Subject to interrogation by teacher and class on concepts on which there is no “right” answer, or I should say no objective answer. I’m not opposed to trial of ideas by combat – I’m a conservative after all – but two points: high school is not the place for that specific kind of interrogation and nowhere is it right to condition employment or education on a particular outcome on matters subject to beliefs about good/right/justice/truth especially if doing so increases the racist/racialist ranks. It’s in our constitution to reject those kinds of decisions on the basis of race or sex.
No, I meant ideological diversity – a diversity of political viewpoints.

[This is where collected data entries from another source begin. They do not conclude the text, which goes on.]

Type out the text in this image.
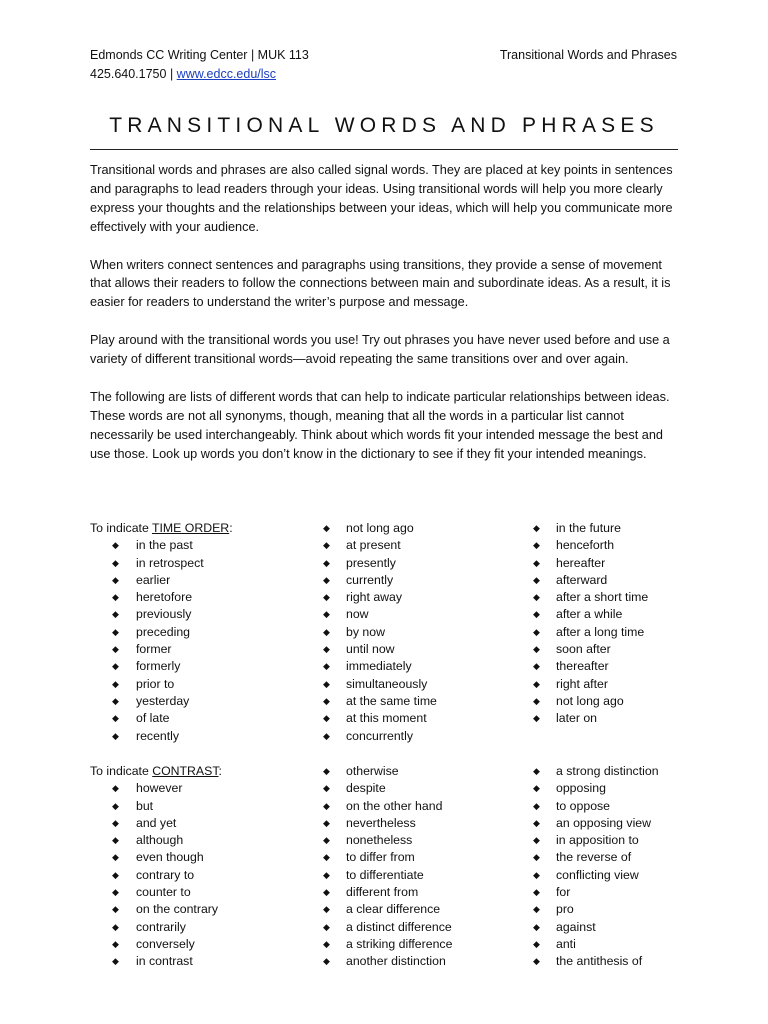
Edmonds CC Writing Center | MUK 113
425.640.1750 | www.edcc.edu/lsc
Transitional Words and Phrases
TRANSITIONAL WORDS AND PHRASES

Transitional words and phrases are also called signal words. They are placed at key points in sentences and paragraphs to lead readers through your ideas. Using transitional words will help you more clearly express your thoughts and the relationships between your ideas, which will help you communicate more effectively with your audience.

When writers connect sentences and paragraphs using transitions, they provide a sense of movement that allows their readers to follow the connections between main and subordinate ideas. As a result, it is easier for readers to understand the writer’s purpose and message.

Play around with the transitional words you use! Try out phrases you have never used before and use a variety of different transitional words—avoid repeating the same transitions over and over again.

The following are lists of different words that can help to indicate particular relationships between ideas. These words are not all synonyms, though, meaning that all the words in a particular list cannot necessarily be used interchangeably. Think about which words fit your intended message the best and use those. Look up words you don’t know in the dictionary to see if they fit your intended meanings.

To indicate TIME ORDER:
◆ in the past
◆ in retrospect
◆ earlier
◆ heretofore
◆ previously
◆ preceding
◆ former
◆ formerly
◆ prior to
◆ yesterday
◆ of late
◆ recently
◆ not long ago
◆ at present
◆ presently
◆ currently
◆ right away
◆ now
◆ by now
◆ until now
◆ immediately
◆ simultaneously
◆ at the same time
◆ at this moment
◆ concurrently
◆ in the future
◆ henceforth
◆ hereafter
◆ afterward
◆ after a short time
◆ after a while
◆ after a long time
◆ soon after
◆ thereafter
◆ right after
◆ not long ago
◆ later on
To indicate CONTRAST:
◆ however
◆ but
◆ and yet
◆ although
◆ even though
◆ contrary to
◆ counter to
◆ on the contrary
◆ contrarily
◆ conversely
◆ in contrast
◆ otherwise
◆ despite
◆ on the other hand
◆ nevertheless
◆ nonetheless
◆ to differ from
◆ to differentiate
◆ different from
◆ a clear difference
◆ a distinct difference
◆ a striking difference
◆ another distinction
◆ a strong distinction
◆ opposing
◆ to oppose
◆ an opposing view
◆ in apposition to
◆ the reverse of
◆ conflicting view
◆ for
◆ pro
◆ against
◆ anti
◆ the antithesis of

Meaning, was there ever a time when it was normal for the public system to have teachers who believed in traditional family values (however defined) and teachers who were communists and teachers who were libertarian and teachers who believed in American Exceptionalism and teachers who thought that was bunk, etc.

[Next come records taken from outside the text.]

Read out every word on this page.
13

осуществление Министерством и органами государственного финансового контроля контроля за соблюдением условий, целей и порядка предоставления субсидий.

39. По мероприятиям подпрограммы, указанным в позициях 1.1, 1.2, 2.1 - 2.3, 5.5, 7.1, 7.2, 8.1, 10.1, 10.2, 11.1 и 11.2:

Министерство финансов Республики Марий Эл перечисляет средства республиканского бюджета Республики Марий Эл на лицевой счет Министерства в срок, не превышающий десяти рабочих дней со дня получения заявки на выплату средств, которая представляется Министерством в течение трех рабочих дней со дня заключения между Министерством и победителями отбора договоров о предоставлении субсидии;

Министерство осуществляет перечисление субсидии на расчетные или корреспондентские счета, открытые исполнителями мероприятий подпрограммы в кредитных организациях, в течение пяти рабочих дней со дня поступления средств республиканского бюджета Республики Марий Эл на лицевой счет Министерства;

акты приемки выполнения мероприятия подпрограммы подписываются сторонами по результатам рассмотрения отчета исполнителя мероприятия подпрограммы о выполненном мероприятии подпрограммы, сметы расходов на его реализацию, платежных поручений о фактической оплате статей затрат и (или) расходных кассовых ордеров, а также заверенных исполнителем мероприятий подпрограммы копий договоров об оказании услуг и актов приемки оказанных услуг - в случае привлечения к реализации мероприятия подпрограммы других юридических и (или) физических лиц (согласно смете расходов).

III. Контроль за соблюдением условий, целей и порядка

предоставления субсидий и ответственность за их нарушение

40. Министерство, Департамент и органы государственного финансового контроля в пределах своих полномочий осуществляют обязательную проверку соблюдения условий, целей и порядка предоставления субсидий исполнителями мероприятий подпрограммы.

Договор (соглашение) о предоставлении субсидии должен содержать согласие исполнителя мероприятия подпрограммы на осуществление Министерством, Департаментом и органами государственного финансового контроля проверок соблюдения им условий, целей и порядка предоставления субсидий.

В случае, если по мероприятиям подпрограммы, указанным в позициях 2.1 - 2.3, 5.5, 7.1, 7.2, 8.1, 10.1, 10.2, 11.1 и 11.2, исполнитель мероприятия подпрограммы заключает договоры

[Edited to add: I can’t believe I left out teachers who were openly straight and those who were openly gay…though that’s perhaps being tendentious?]

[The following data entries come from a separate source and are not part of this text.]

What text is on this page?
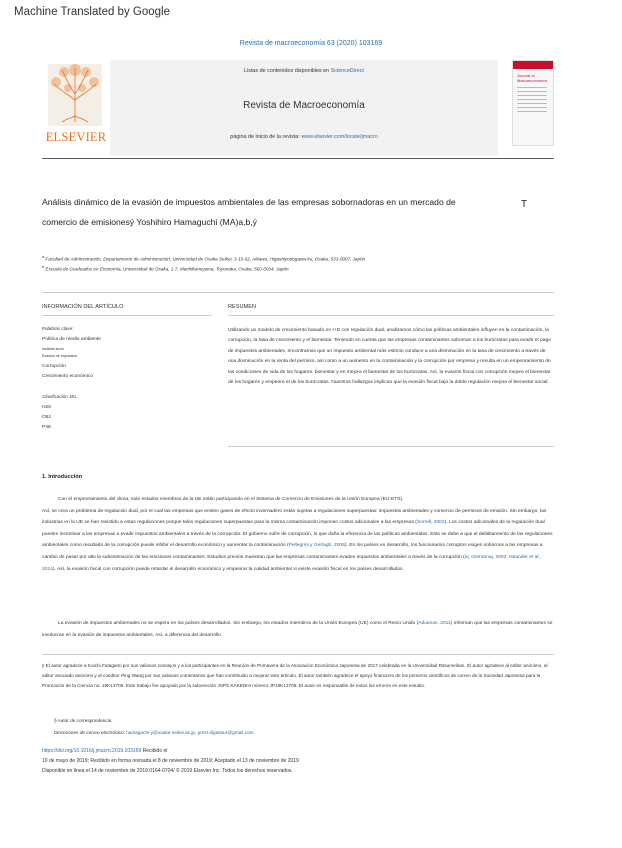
Machine Translated by Google
Revista de macroeconomía 63 (2020) 103169
ELSEVIER
Listas de contenidos disponibles en ScienceDirect
Revista de Macroeconomía
página de inicio de la revista: www.elsevier.com/locate/jmacro
Journal of Macroeconomics
Análisis dinámico de la evasión de impuestos ambientales de las empresas sobornadoras en un mercado de
comercio de emisionesý Yoshihiro Hamaguchi (MA)a,b,ý
T
$^a$ Facultad de Administración, Departamento de Administración, Universidad de Osaka Seikei, 3-10-62, Aikawa, Higashiyodogawa-ku, Osaka, 533-0007, Japón
$^b$ Escuela de Graduados en Economía, Universidad de Osaka, 1-7, Machikaneyama, Toyonaka, Osaka, 560-0034, Japón
INFORMACIÓN DEL ARTÍCULO
Palabras clave:
Política de medio ambiente
Instituto sucio
Evasión de impuestos
Corrupción
Crecimiento económico
Clasificación JEL:
H26
O51
P48
RESUMEN
Utilizando un modelo de crecimiento basado en I+D con regulación dual, analizamos cómo las políticas ambientales influyen en la contaminación, la corrupción, la tasa de crecimiento y el bienestar. Teniendo en cuenta que las empresas contaminantes sobornan a los burócratas para evadir el pago de impuestos ambientales, encontramos que un impuesto ambiental más estricto conduce a una disminución en la tasa de crecimiento a través de una disminución en la renta del permiso, así como a un aumento en la contaminación y la corrupción por empresa y resulta en un empeoramiento de las condiciones de vida de los hogares. bienestar y en mejora el bienestar de los burócratas. Así, la evasión fiscal con corrupción mejora el bienestar de los hogares y empeora el de los burócratas. Nuestros hallazgos implican que la evasión fiscal bajo la doble regulación mejora el bienestar social.
1. Introducción
Con el empeoramiento del clima, más estados miembros de la UE están participando en el Sistema de Comercio de Emisiones de la Unión Europea (EU-ETS).
Así, se crea un problema de regulación dual, por el cual las empresas que emiten gases de efecto invernadero están sujetas a regulaciones superpuestas: impuestos ambientales y comercio de permisos de emisión. Sin embargo, las industrias en la UE se han resistido a estas regulaciones porque tales regulaciones superpuestas para la misma contaminación imponen costos adicionales a las empresas (Sorrell, 2002). Los costos adicionales de la regulación dual pueden incentivar a las empresas a evadir impuestos ambientales a través de la corrupción. El gobierno sufre de corrupción, lo que daña la eficiencia de las políticas ambientales. Esto se debe a que el debilitamiento de las regulaciones ambientales como resultado de la corrupción puede inhibir el desarrollo económico y aumentar la contaminación (Pellegrini y Gerlagh, 2006). En los países en desarrollo, los funcionarios corruptos exigen sobornos a las empresas a cambio de pasar por alto la subestimación de las emisiones contaminantes. Estudios previos muestran que las empresas contaminantes evaden impuestos ambientales a través de la corrupción (ej. Oemarnaj, 2002; Iskander et al., 2014). Así, la evasión fiscal con corrupción puede retardar el desarrollo económico y empeorar la calidad ambiental si existe evasión fiscal en los países desarrollados.
La evasión de impuestos ambientales no se espera en los países desarrollados. Sin embargo, los estados miembros de la Unión Europea (UE) como el Reino Unido (Aduanas, 2011) informan que las empresas contaminantes se involucran en la evasión de impuestos ambientales. Así, a diferencia del desarrollo
ÿ El autor agradece a Koichi Futagami por sus valiosos consejos y a los participantes en la Reunión de Primavera de la Asociación Económica Japonesa de 2017 celebrada en la Universidad Ritsumeikan. El autor agradece al editor anónimo, al editor asociado anónimo y al coeditor Ping Wang por sus valiosos comentarios que han contribuido a mejorar este artículo. El autor también agradece el apoyo financiero de los primeros científicos de correo de la Sociedad Japonesa para la Promoción de la Ciencia no. 19K13706. Este trabajo fue apoyado por la subvención JSPS KAKENHI número JP19K13706. El autor es responsable de todos los errores en este estudio.
§ Autor de correspondencia.
Direcciones de correo electrónico: hamaguchi-y@osaka-seikei.ac.jp, prest.digtalaur@gmail.com.
https://doi.org/10.1016/j.jmacro.2019.103169 Recibido el
10 de mayo de 2019; Recibido en forma revisada el 8 de noviembre de 2019; Aceptado el 13 de noviembre de 2019
Disponible en línea el 14 de noviembre de 2019 0164-0704/ © 2019 Elsevier Inc. Todos los derechos reservados.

Or was there always some orthodoxy or the other that was reflected in who was hired and the Overton Window for the views that could be expressed?
I guess I’m just wondering if that orthodoxy has changed and this is reflected in what they do/do not consider, the people they hire, etc.
Fair enough.
?
Especially not by the teacher of a student.
Even if it doesn’t.
Should that be extended to ideology?
I think I see. I don’t have any direct knowledge I suppose, but it used to be that racism was background. Well, maybe not racism but certainly bias, bigotry. Then we had the Civil Rights movement. Seems to me that any overt bias bigotry was gone pretty quickly. Now it’s coming back, but from the unexpected direction of the the protected classes (not exactly unexpected by conservatives).
I’m not talking about orthodoxy on whether the Pilgrims were good or not, whether the land was stolen or not whether Columbus treated the natives badly, fairly, or just about par for all societies and time periods. I’m talking about teaching and compelling ideas about whiteness or blackness and collective guilt.
I might argue that even if you’re going to teach that Columbus was “bad,” it should not be taught that he was UNIQUELY bad, or even that at the time such “badness” was not actually widespread.
And, European/American slave traders didn’t just cruise into Africa and start grabbing black people. The black people were typically sold to them by other black people, to whom slavery was also normal at that time. (And in some parts of Africa is still practiced today, perhaps mostly in muslim parts of Africa.)
Sure, but hiring black people didn’t make the teachers’ room automatically more ideologically diverse. “Race” is not a reasonable proxy for ideology.
Does that have to do with the curriculum or with what teachers believe?
CRT includes that specifically.
Appropriate to what?
As to influencing them, maybe governments should get out of the business of funding them.
We don’t.
Not likely. But maybe we need Separation of Education and State.
Sounds like it. I’m surprised and disappointed that DeSantis would countenance such action. Now I’ll go read the comments. Maybe somebody will relieve my disappointment.
This would be important, but that’s not what the lawsuit claims. However, there is this on page 23 of 93:
I don’t see a problem with inviting students to discuss their privilege, but compelling them to discuss their privilege could be a problem. Even more so if this is in a required course in which students are required to “deconstruct…and rank themselves…” What the remedy would be is less clear, but it’s something that the state of Florida should be interested in.
Requiring that type of participation would seem to be getting close to requiring a loyalty oath from students. I think there is a legal history about loyalty oath requirements that goes back to the McCarthy days.
I’m not convinced that a “discussion of privilege” would not be based on toxic assumptions such as that only white students have it.